His gaze zeroed in on their son. Loving him was inescapable. The boy was a mirror for different reasons than choices made and bridges burned and allegiances established. There was nothing complicated about the feeling. But that did not mean arrival at the present had been a simple matter. Secrets and lies first needed to be buried alive, and on that foundation, this life was established. As he watched his family in slumber, he marveled at the tranquility and fragility of the moment they inhabited. It would take little more than the ringing of a phone or knock at the door to shatter what he possessed. Or it might be weakness on his part that brought about its ruin. Rather than worrying him, this made him cherish his allotment of fortune even more. This was love, although love is also what had been lost.
Others were quick to tell James that he led a charmed life. His days had the grace of a butterfly in flight. Did a butterfly consider itself to be blessed? Was it ever wistful? If not for its earliest days as a caterpillar than perhaps for the time in between when cocooned from peril, when all was comfort and peace and security? No, a butterfly was probably smart enough to know that even if the cocoon was preferable to a less predictable world beyond, there was no way to return. It could not fit again into what had been cast aside. Reflecting on those days would diminish the sweetness of nectar and add weight to wings that required lightness for flight. It was best to flutter into the future.

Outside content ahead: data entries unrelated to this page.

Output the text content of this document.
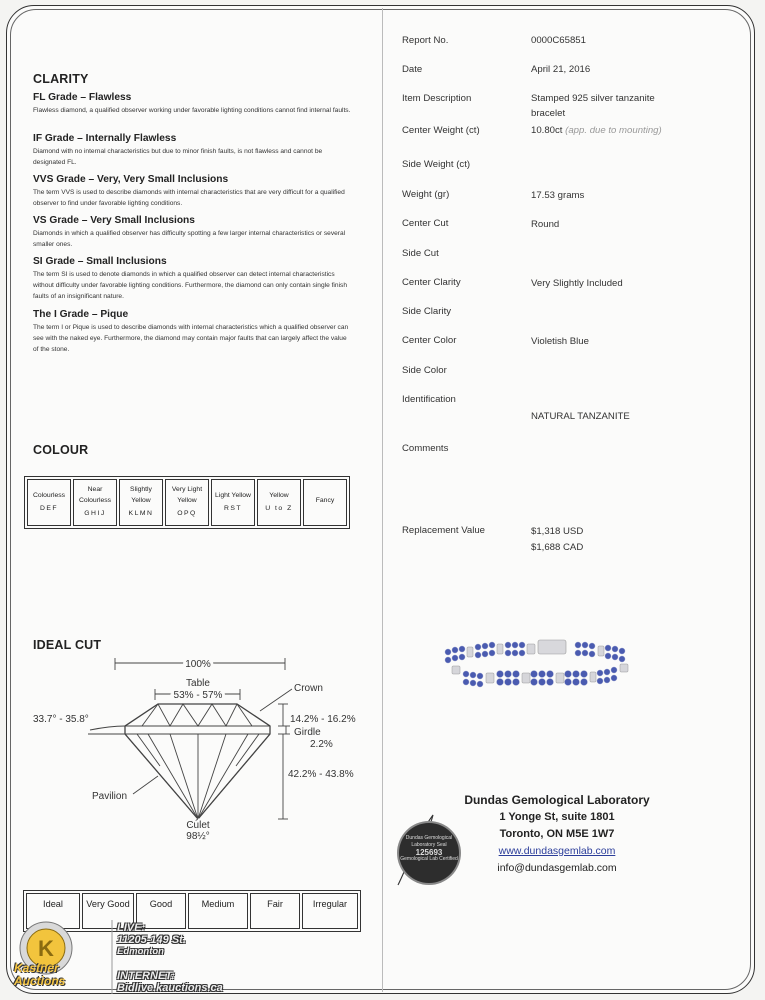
CLARITY
FL Grade – Flawless

Flawless diamond, a qualified observer working under favorable lighting conditions cannot find internal faults.

IF Grade – Internally Flawless

Diamond with no internal characteristics but due to minor finish faults, is not flawless and cannot be designated FL.

VVS Grade – Very, Very Small Inclusions

The term VVS is used to describe diamonds with internal characteristics that are very difficult for a qualified observer to find under favorable lighting conditions.

VS Grade – Very Small Inclusions

Diamonds in which a qualified observer has difficulty spotting a few larger internal characteristics or several smaller ones.

SI Grade – Small Inclusions

The term SI is used to denote diamonds in which a qualified observer can detect internal characteristics without difficulty under favorable lighting conditions. Furthermore, the diamond can only contain single finish faults of an insignificant nature.

The I Grade – Pique

The term I or Pique is used to describe diamonds with internal characteristics which a qualified observer can see with the naked eye. Furthermore, the diamond may contain major faults that can largely affect the value of the stone.

COLOUR
Colourless
DEF

Near Colourless
GHIJ

Slightly Yellow
KLMN

Very Light Yellow
OPQ

Light Yellow
RST

Yellow
U to Z

Fancy
IDEAL CUT
100%
Table
53% - 57%
Crown
33.7° - 35.8°	14.2% - 16.2%
Girdle
2.2%
42.2% - 43.8%
Pavilion
Culet
98½°
Ideal	Very Good	Good	Medium	Fair	Irregular
Report No.	0000C65851
Date	April 21, 2016
Item Description	Stamped 925 silver tanzanite bracelet
Center Weight (ct)	10.80ct (app. due to mounting)
Side Weight (ct)
Weight (gr)	17.53 grams
Center Cut	Round
Side Cut
Center Clarity	Very Slightly Included
Side Clarity
Center Color	Violetish Blue
Side Color
Identification
NATURAL TANZANITE
Comments
Replacement Value	$1,318 USD
$1,688 CAD
Dundas Gemological Laboratory
1 Yonge St, suite 1801
Toronto, ON M5E 1W7
www.dundasgemlab.com
info@dundasgemlab.com
Dundas Gemological Laboratory Seal
125693
Gemological Lab Certified
K
Kastner Auctions
LIVE:
11205-149 St.
Edmonton
INTERNET:
Bidlive.kauctions.ca
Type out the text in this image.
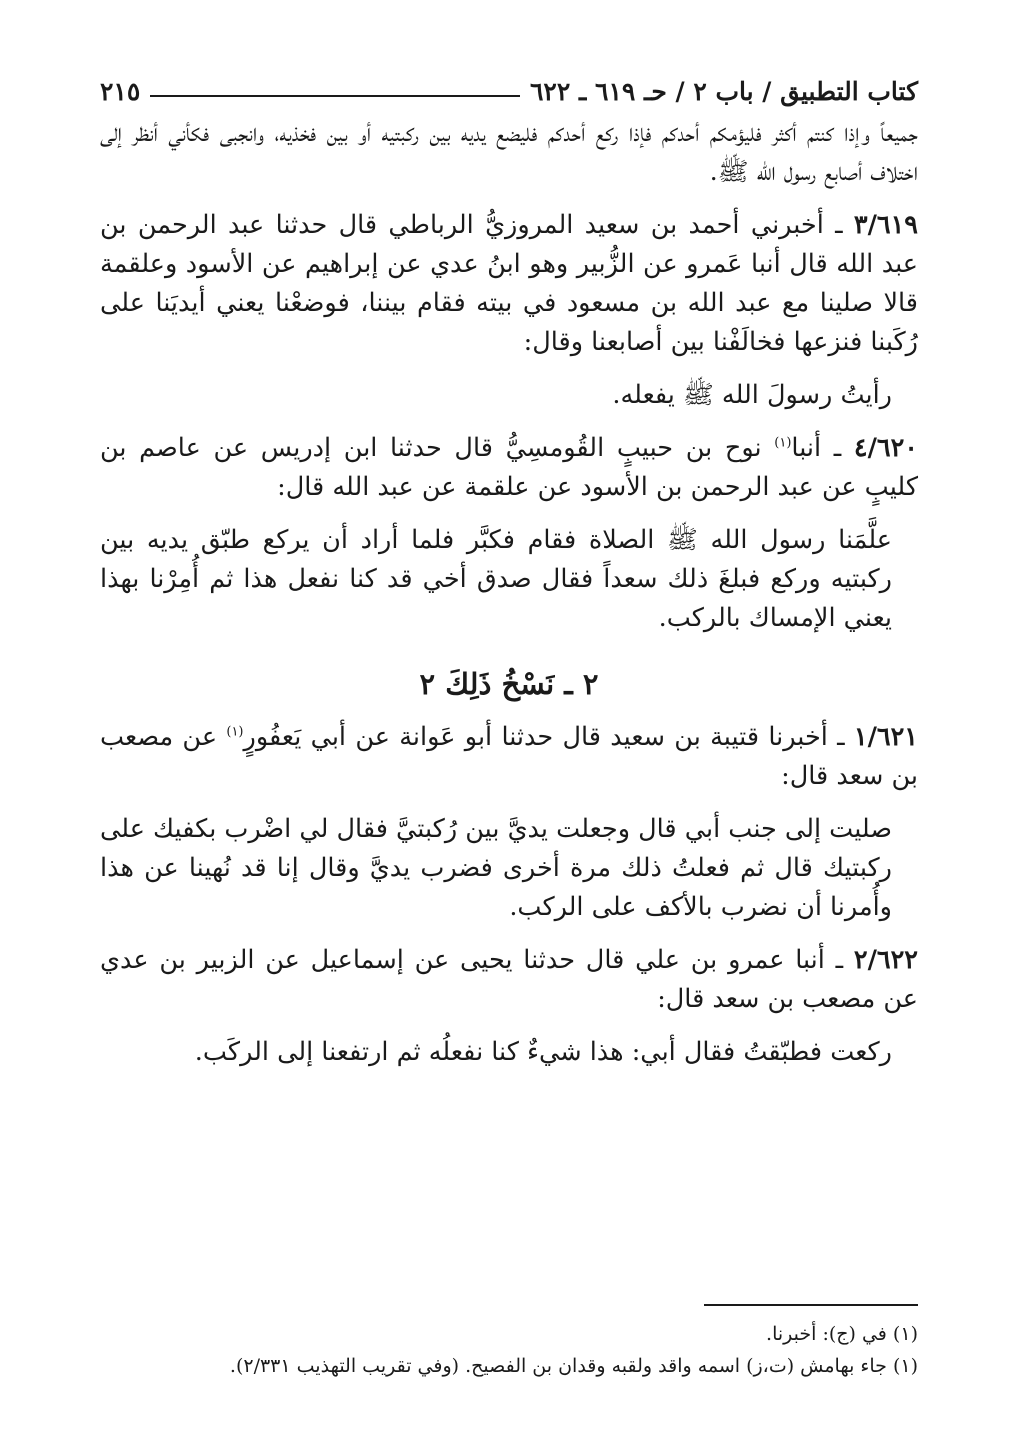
كتاب التطبيق / باب ٢ / حـ ٦١٩ ـ ٦٢٢
٢١٥

جميعاً وإذا كنتم أكثر فليؤمكم أحدكم فإذا ركع أحدكم فليضع يديه بين ركبتيه أو بين فخذيه، وانجبى فكأني أنظر إلى اختلاف أصابع رسول الله ﷺ.

٣/٦١٩ ـ أخبرني أحمد بن سعيد المروزيُّ الرباطي قال حدثنا عبد الرحمن بن عبد الله قال أنبا عَمرو عن الزُّبير وهو ابنُ عدي عن إبراهيم عن الأسود وعلقمة قالا صلينا مع عبد الله بن مسعود في بيته فقام بيننا، فوضعْنا يعني أيديَنا على رُكَبنا فنزعها فخالَفْنا بين أصابعنا وقال:

رأيتُ رسولَ الله ﷺ يفعله.

٤/٦٢٠ ـ أنبا$^{(١)}$ نوح بن حبيبٍ القُومسِيُّ قال حدثنا ابن إدريس عن عاصم بن كليبٍ عن عبد الرحمن بن الأسود عن علقمة عن عبد الله قال:

علَّمَنا رسول الله ﷺ الصلاة فقام فكبَّر فلما أراد أن يركع طبّق يديه بين ركبتيه وركع فبلغَ ذلك سعداً فقال صدق أخي قد كنا نفعل هذا ثم أُمِرْنا بهذا يعني الإمساك بالركب.

٢ ـ نَسْخُ ذَلِكَ ٢

١/٦٢١ ـ أخبرنا قتيبة بن سعيد قال حدثنا أبو عَوانة عن أبي يَعفُورٍ$^{(١)}$ عن مصعب بن سعد قال:

صليت إلى جنب أبي قال وجعلت يديَّ بين رُكبتيَّ فقال لي اضْرب بكفيك على ركبتيك قال ثم فعلتُ ذلك مرة أخرى فضرب يديَّ وقال إنا قد نُهينا عن هذا وأُمرنا أن نضرب بالأكف على الركب.

٢/٦٢٢ ـ أنبا عمرو بن علي قال حدثنا يحيى عن إسماعيل عن الزبير بن عدي عن مصعب بن سعد قال:

ركعت فطبّقتُ فقال أبي: هذا شيءٌ كنا نفعلُه ثم ارتفعنا إلى الركَب.

(١) في (ج): أخبرنا.

(١) جاء بهامش (ت،ز) اسمه واقد ولقبه وقدان بن الفصيح. (وفي تقريب التهذيب ٢/٣٣١).
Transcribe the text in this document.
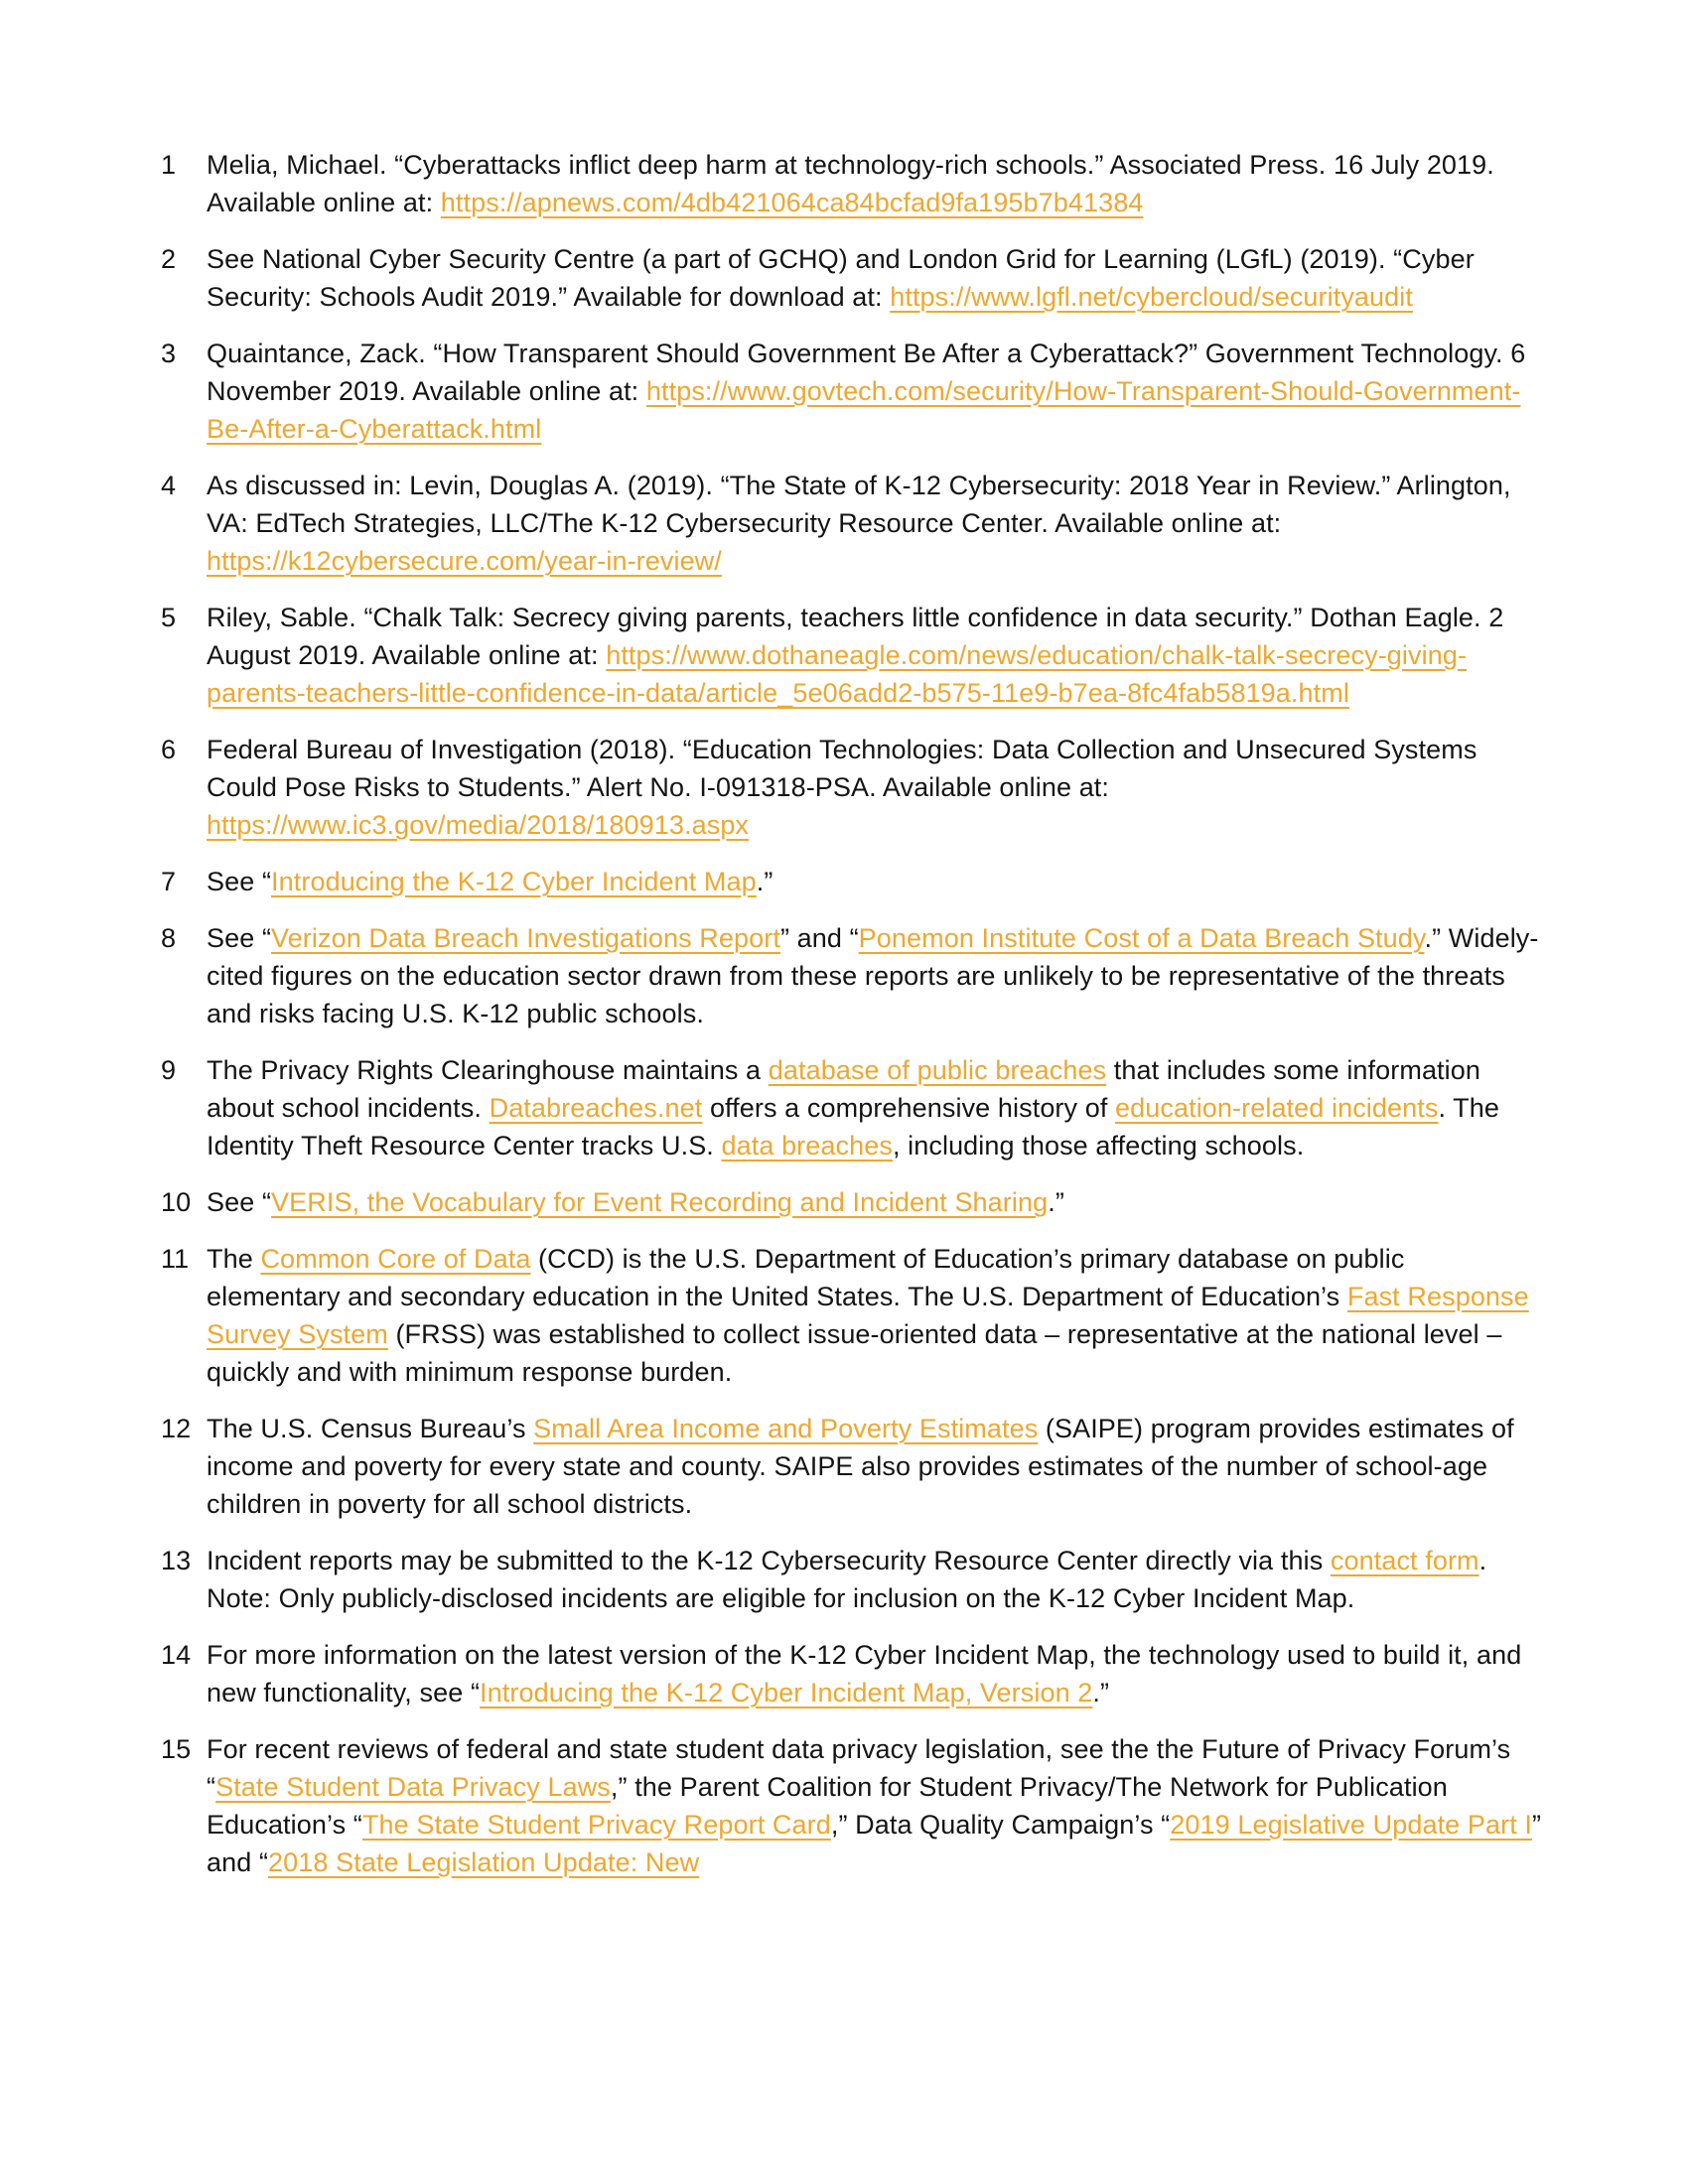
1	Melia, Michael. “Cyberattacks inflict deep harm at technology-rich schools.” Associated Press. 16 July 2019. Available online at: https://apnews.com/4db421064ca84bcfad9fa195b7b41384
2	See National Cyber Security Centre (a part of GCHQ) and London Grid for Learning (LGfL) (2019). “Cyber Security: Schools Audit 2019.” Available for download at: https://www.lgfl.net/cybercloud/securityaudit
3	Quaintance, Zack. “How Transparent Should Government Be After a Cyberattack?” Government Technology. 6 November 2019. Available online at: https://www.govtech.com/security/How-Transparent-Should-Government-Be-After-a-Cyberattack.html
4	As discussed in: Levin, Douglas A. (2019). “The State of K-12 Cybersecurity: 2018 Year in Review.” Arlington, VA: EdTech Strategies, LLC/The K-12 Cybersecurity Resource Center. Available online at: https://k12cybersecure.com/year-in-review/
5	Riley, Sable. “Chalk Talk: Secrecy giving parents, teachers little confidence in data security.” Dothan Eagle. 2 August 2019. Available online at: https://www.dothaneagle.com/news/education/chalk-talk-secrecy-giving-parents-teachers-little-confidence-in-data/article_5e06add2-b575-11e9-b7ea-8fc4fab5819a.html
6	Federal Bureau of Investigation (2018). “Education Technologies: Data Collection and Unsecured Systems Could Pose Risks to Students.” Alert No. I-091318-PSA. Available online at: https://www.ic3.gov/media/2018/180913.aspx
7	See “Introducing the K-12 Cyber Incident Map.”
8	See “Verizon Data Breach Investigations Report” and “Ponemon Institute Cost of a Data Breach Study.” Widely-cited figures on the education sector drawn from these reports are unlikely to be representative of the threats and risks facing U.S. K-12 public schools.
9	The Privacy Rights Clearinghouse maintains a database of public breaches that includes some information about school incidents. Databreaches.net offers a comprehensive history of education-related incidents. The Identity Theft Resource Center tracks U.S. data breaches, including those affecting schools.
10 See “VERIS, the Vocabulary for Event Recording and Incident Sharing.”
11 The Common Core of Data (CCD) is the U.S. Department of Education’s primary database on public elementary and secondary education in the United States. The U.S. Department of Education’s Fast Response Survey System (FRSS) was established to collect issue-oriented data – representative at the national level – quickly and with minimum response burden.
12 The U.S. Census Bureau’s Small Area Income and Poverty Estimates (SAIPE) program provides estimates of income and poverty for every state and county. SAIPE also provides estimates of the number of school-age children in poverty for all school districts.
13 Incident reports may be submitted to the K-12 Cybersecurity Resource Center directly via this contact form. Note: Only publicly-disclosed incidents are eligible for inclusion on the K-12 Cyber Incident Map.
14 For more information on the latest version of the K-12 Cyber Incident Map, the technology used to build it, and new functionality, see “Introducing the K-12 Cyber Incident Map, Version 2.”
15 For recent reviews of federal and state student data privacy legislation, see the the Future of Privacy Forum’s “State Student Data Privacy Laws,” the Parent Coalition for Student Privacy/The Network for Publication Education’s “The State Student Privacy Report Card,” Data Quality Campaign’s “2019 Legislative Update Part I” and “2018 State Legislation Update: New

Humans, because they are subject to the whims of love, sometimes failed to grasp what butterflies understood instinctively. Not that love by its nature was especially complex. In essence it operated according to garden variety physics. Gravity dictated that falling, whether in or out of it, was the easy part. It is the consequences of love that can get tricky.
Perhaps all love stories no matter how varied were essentially the same. Accidents of fate. We search for the person put here specifically for us and play guessing games with whoever comes along. One of them will be the one that was waited for. In the midst of uncertainties this inarguable truth sustains us, even if it is not true.
How far shall we backtrack to begin this particular love story? Many places could be described as the starting line. If James was to pick a catalyst for what took place, perhaps it would be the arbitrary act of his gym closing, which led to recommendation of a new one, which in an incremental series of steps brought about what came to be.
As for its end, that was not yet written. If he remained statue still while watching the chests of his wife and son rise and fall with the breaths they took, perhaps the calm of this moment would stop the hands of clocks. But for better and for worse, time never halted. And so they were inevitably headed towards an unknown that for wondrous now lay just beyond reach.